I learnt to sew before I was even seven. We were a hand-picked group of 3-4 girls who every friday traversed the churchyard from our little village school to the Old Post Office Cottage set on its edge. You can just see its little roof peeping out from behind the church. We duly paid our 40p to Mrs. Hinton; who then embarked on teaching us all she knew. It always felt like stepping back in time when we entered her house.
|Old Postcard of Speldhurst Church|
In the Summer she would open the front door with a view over the tombstones and the giant yew and we would sew and chatter on the front step. In the winter we would sit in the tiny kitchen huddled around the old pine table.
|Old Post Office Cottage, Speldhurst|
Mrs. Hinton was an expert. She worked on all the tapestry church kneelers, made the embroidered banners and her attention to detail was unrivalled. She knew everything about sewing and I can remember her sitting with her grey hair in a bun and her silver thimble on her finger berating us for not concentrating or chattering too much.
For it was there in the parlour of her 18th century cottage, with the view over the churchyard , that I learnt everything possible: to sew; to smock; the tapestry art of bargello; of embroidery and how to manoeuvre a sewing machine.
|Example of Bargello work from pigtown-design.blogspot.co.uk|
We would rifle through her box of wool offcuts from the carpet manufacturers, choosing each tone and hue very carefully. Here I fell in love with colour and discovered just how much I love the process of selecting and putting colours together to form a palette.

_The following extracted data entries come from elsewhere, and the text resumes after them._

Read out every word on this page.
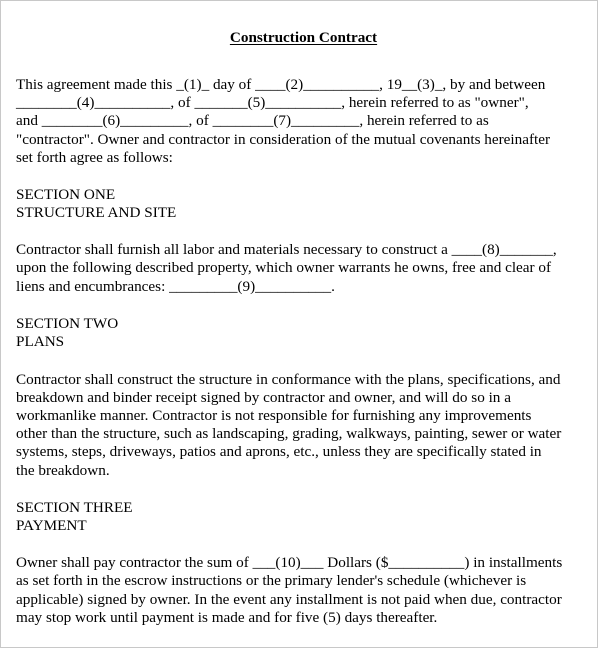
Construction Contract
This agreement made this _(1)_ day of ____(2)__________, 19__(3)_, by and between
________(4)__________, of _______(5)__________, herein referred to as "owner",
and ________(6)_________, of ________(7)_________, herein referred to as
"contractor". Owner and contractor in consideration of the mutual covenants hereinafter
set forth agree as follows:
SECTION ONE
STRUCTURE AND SITE
Contractor shall furnish all labor and materials necessary to construct a ____(8)_______,
upon the following described property, which owner warrants he owns, free and clear of
liens and encumbrances: _________(9)__________.
SECTION TWO
PLANS
Contractor shall construct the structure in conformance with the plans, specifications, and
breakdown and binder receipt signed by contractor and owner, and will do so in a
workmanlike manner. Contractor is not responsible for furnishing any improvements
other than the structure, such as landscaping, grading, walkways, painting, sewer or water
systems, steps, driveways, patios and aprons, etc., unless they are specifically stated in
the breakdown.
SECTION THREE
PAYMENT
Owner shall pay contractor the sum of ___(10)___ Dollars ($__________) in installments
as set forth in the escrow instructions or the primary lender's schedule (whichever is
applicable) signed by owner. In the event any installment is not paid when due, contractor
may stop work until payment is made and for five (5) days thereafter.
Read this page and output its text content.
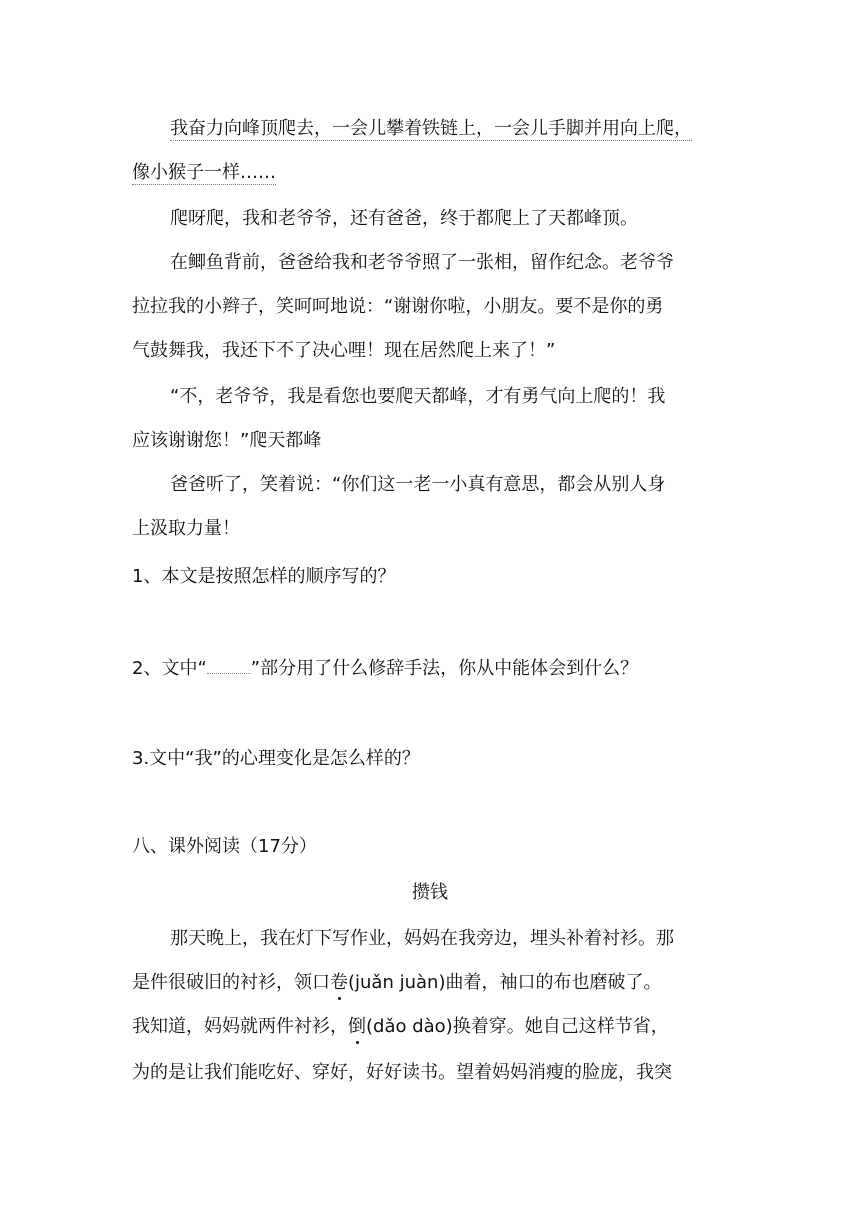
我奋力向峰顶爬去，一会儿攀着铁链上，一会儿手脚并用向上爬，
像小猴子一样……
爬呀爬，我和老爷爷，还有爸爸，终于都爬上了天都峰顶。
在鲫鱼背前，爸爸给我和老爷爷照了一张相，留作纪念。老爷爷
拉拉我的小辫子，笑呵呵地说：“谢谢你啦，小朋友。要不是你的勇
气鼓舞我，我还下不了决心哩！现在居然爬上来了！”
“不，老爷爷，我是看您也要爬天都峰，才有勇气向上爬的！我
应该谢谢您！”爬天都峰
爸爸听了，笑着说：“你们这一老一小真有意思，都会从别人身
上汲取力量！
1、本文是按照怎样的顺序写的？
2、文中“ ”部分用了什么修辞手法，你从中能体会到什么？
3.文中“我”的心理变化是怎么样的？
八、课外阅读（17分）
攒钱
那天晚上，我在灯下写作业，妈妈在我旁边，埋头补着衬衫。那
是件很破旧的衬衫，领口卷(juǎn juàn)曲着，袖口的布也磨破了。
我知道，妈妈就两件衬衫，倒(dǎo dào)换着穿。她自己这样节省，
为的是让我们能吃好、穿好，好好读书。望着妈妈消瘦的脸庞，我突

And at age 7 & 3/4's I made my first skirt. I vividly remember running home that day, up the hill, in my new skirt, laughing and asking my mum if she noticed anything different about me. For this was a crafting rite of passage.
I don't know where said skirt is but myself and Katya, a fellow student, often reminisce about our early creations. My mum had chosen a peach floral from C&H Fabrics with matching thread but I secretly coveted Katya's jumble sale find; a deep scarlet red with tiny black polka dots. And it turns out, I discovered years later, she coveted mine.

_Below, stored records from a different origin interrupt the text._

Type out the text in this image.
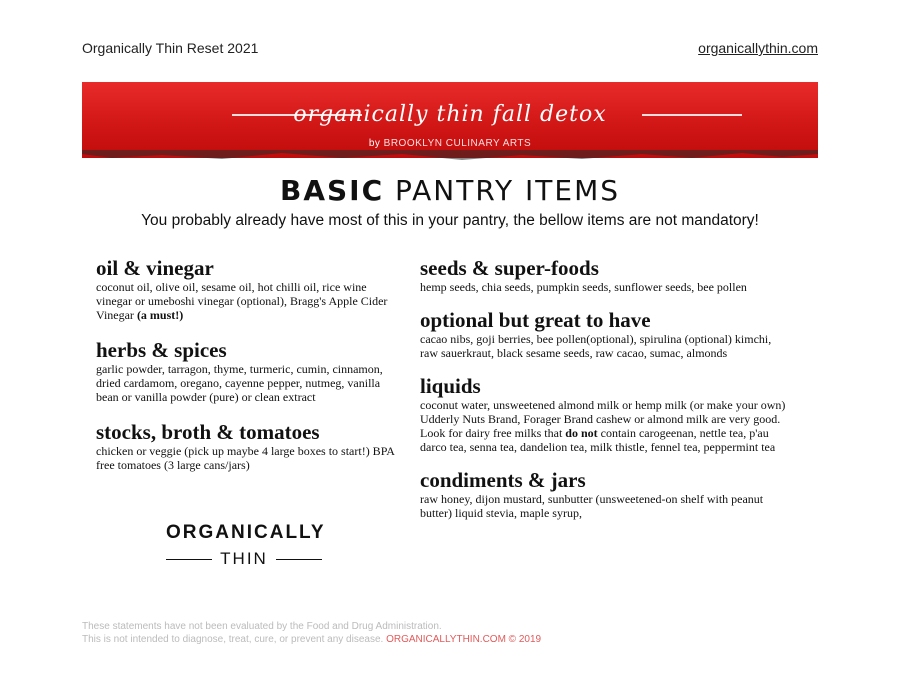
Organically Thin Reset 2021	organicallythin.com
organically thin fall detox
by BROOKLYN CULINARY ARTS
BASIC PANTRY ITEMS
You probably already have most of this in your pantry, the bellow items are not mandatory!
oil & vinegar
coconut oil, olive oil, sesame oil, hot chilli oil, rice wine vinegar or umeboshi vinegar (optional), Bragg's Apple Cider Vinegar (a must!)
herbs & spices
garlic powder, tarragon, thyme, turmeric, cumin, cinnamon, dried cardamom, oregano, cayenne pepper, nutmeg, vanilla bean or vanilla powder (pure) or clean extract
stocks, broth & tomatoes
chicken or veggie (pick up maybe 4 large boxes to start!) BPA free tomatoes (3 large cans/jars)
seeds & super-foods
hemp seeds, chia seeds, pumpkin seeds, sunflower seeds, bee pollen
optional but great to have
cacao nibs, goji berries, bee pollen(optional), spirulina (optional) kimchi, raw sauerkraut, black sesame seeds, raw cacao, sumac, almonds
liquids
coconut water, unsweetened almond milk or hemp milk (or make your own) Udderly Nuts Brand, Forager Brand cashew or almond milk are very good. Look for dairy free milks that do not contain carogeenan, nettle tea, p'au darco tea, senna tea, dandelion tea, milk thistle, fennel tea, peppermint tea
condiments & jars
raw honey, dijon mustard, sunbutter (unsweetened-on shelf with peanut butter) liquid stevia, maple syrup,
ORGANICALLY
THIN
These statements have not been evaluated by the Food and Drug Administration.
This is not intended to diagnose, treat, cure, or prevent any disease. ORGANICALLYTHIN.COM © 2019
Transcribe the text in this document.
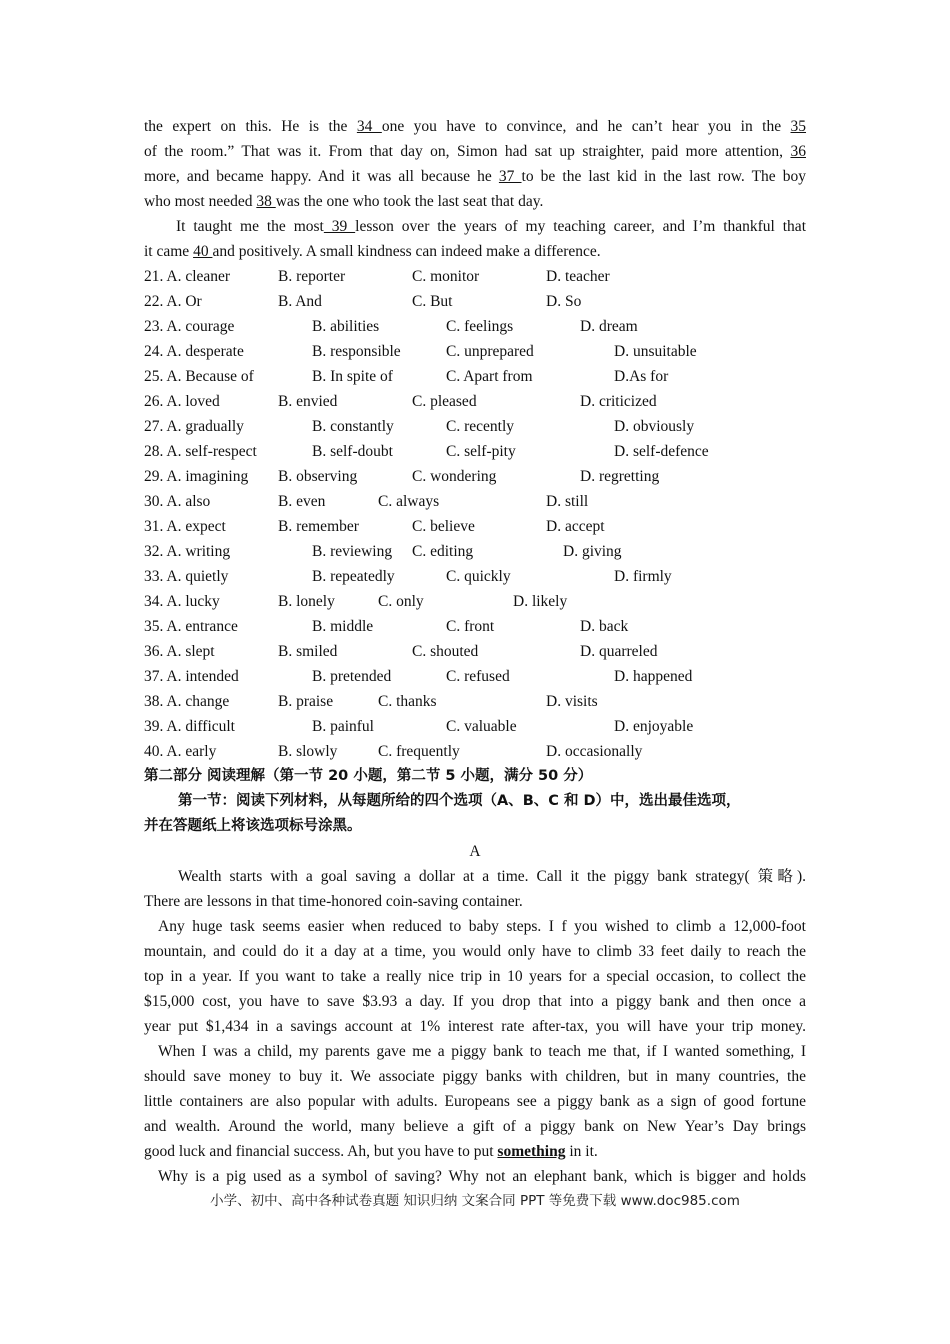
the expert on this. He is the 34 one you have to convince, and he can’t hear you in the 35
of the room.” That was it. From that day on, Simon had sat up straighter, paid more attention, 36
more, and became happy. And it was all because he 37 to be the last kid in the last row. The boy
who most needed 38 was the one who took the last seat that day.
It taught me the most 39 lesson over the years of my teaching career, and I’m thankful that
it came 40 and positively. A small kindness can indeed make a difference.
21. A. cleaner	B. reporter	C. monitor	D. teacher
22. A. Or	B. And	C. But	D. So
23. A. courage	B. abilities	C. feelings	D. dream
24. A. desperate	B. responsible	C. unprepared	D. unsuitable
25. A. Because of	B. In spite of	C. Apart from	D.As for
26. A. loved	B. envied	C. pleased	D. criticized
27. A. gradually	B. constantly	C. recently	D. obviously
28. A. self-respect	B. self-doubt	C. self-pity	D. self-defence
29. A. imagining B. observing	C. wondering	D. regretting
30. A. also	B. even	C. always	D. still
31. A. expect	B. remember	C. believe	D. accept
32. A. writing	B. reviewing C. editing	D. giving
33. A. quietly	B. repeatedly	C. quickly	D. firmly
34. A. lucky	B. lonely	C. only	D. likely
35. A. entrance	B. middle	C. front	D. back
36. A. slept	B. smiled	C. shouted	D. quarreled
37. A. intended	B. pretended	C. refused	D. happened
38. A. change	B. praise	C. thanks	D. visits
39. A. difficult	B. painful	C. valuable	D. enjoyable
40. A. early	B. slowly	C. frequently	D. occasionally
第二部分 阅读理解（第一节 20 小题，第二节 5 小题，满分 50 分）
第一节：阅读下列材料，从每题所给的四个选项（A、B、C 和 D）中，选出最佳选项，
并在答题纸上将该选项标号涂黑。
A
Wealth starts with a goal saving a dollar at a time. Call it the piggy bank strategy( 策略).
There are lessons in that time-honored coin-saving container.
Any huge task seems easier when reduced to baby steps. I f you wished to climb a 12,000-foot
mountain, and could do it a day at a time, you would only have to climb 33 feet daily to reach the
top in a year. If you want to take a really nice trip in 10 years for a special occasion, to collect the
$15,000 cost, you have to save $3.93 a day. If you drop that into a piggy bank and then once a
year put $1,434 in a savings account at 1% interest rate after-tax, you will have your trip money.
When I was a child, my parents gave me a piggy bank to teach me that, if I wanted something, I
should save money to buy it. We associate piggy banks with children, but in many countries, the
little containers are also popular with adults. Europeans see a piggy bank as a sign of good fortune
and wealth. Around the world, many believe a gift of a piggy bank on New Year’s Day brings
good luck and financial success. Ah, but you have to put something in it.
Why is a pig used as a symbol of saving? Why not an elephant bank, which is bigger and holds
小学、初中、高中各种试卷真题 知识归纳 文案合同 PPT 等免费下载 www.doc985.com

I never forgot Mrs.Hinton. In her 90th year, a short time before she died, I wrote to her; to thank her. Then, freshly graduated, with a First class honours degree in Textile Design from Chelsea; I felt I owed her a lot of the credit. Her patience, knowledge and her ability to instil in a group of giggling girls a lifetime love affair with textiles, craft and the handmade was a priceless gift. She wrote back to say how proud she was. I am so glad I wrote that letter.